Schools much prefer the new system that allows them to present their own assessment of progress to the inspectors and in which the inspector calls at short notice. But there is little doubt that the arrangement puts more pressure on heads. They are responsible for the paperwork that plays such an important part in the outcome and for getting the self-evaluation right.
They are also vulnerable if the statistics on which the process relies suggest they are underperforming. More than a quarter of schools said they were unhappy with Ofsted's use and interpretation of data.
Ofsted has a vital part to play in solving the recruitment difficulties of the many schools that will search for heads in the next couple of years as the number of retirements increases. Some heads are retiring early with one good inspection report under their belt because they cannot face another.
Already, the average primary of 100 pupils attracts only a couple of candidates. Three-quarters of primary heads say teachers who would make good heads are not interested in the job.

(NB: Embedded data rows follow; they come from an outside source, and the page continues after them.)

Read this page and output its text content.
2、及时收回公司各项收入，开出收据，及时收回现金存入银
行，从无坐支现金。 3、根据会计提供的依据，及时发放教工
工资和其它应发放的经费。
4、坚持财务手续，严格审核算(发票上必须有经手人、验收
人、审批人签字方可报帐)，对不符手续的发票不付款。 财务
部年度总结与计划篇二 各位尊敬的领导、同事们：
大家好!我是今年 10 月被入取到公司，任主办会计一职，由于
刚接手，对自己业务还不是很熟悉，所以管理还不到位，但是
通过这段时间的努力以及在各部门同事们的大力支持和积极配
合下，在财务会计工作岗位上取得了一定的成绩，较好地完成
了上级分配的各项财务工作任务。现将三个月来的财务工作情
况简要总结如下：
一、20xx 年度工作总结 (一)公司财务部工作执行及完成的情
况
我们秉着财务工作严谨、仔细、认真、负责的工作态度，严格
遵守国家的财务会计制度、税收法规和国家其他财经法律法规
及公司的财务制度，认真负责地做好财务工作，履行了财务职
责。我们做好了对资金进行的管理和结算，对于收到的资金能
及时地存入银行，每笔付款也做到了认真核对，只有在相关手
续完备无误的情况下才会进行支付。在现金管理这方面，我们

If heads are to be damned by statistics, the latter must be right. A change in Ofsted's role would be even better. The organisation is already very different from the one that appeared to confront rather than monitor teachers in the days of Chris Woodhead.
It needs to change again. A longer view of a school's leadership and whether it is capable of bringing about improvement would help. So would a further move in the direction of self-evaluation.
Two-thirds of schools already report that there is no difference between grades they awarded themselves and those of the inspectors. The next step should be towards even lighter-touch inspections for most schools.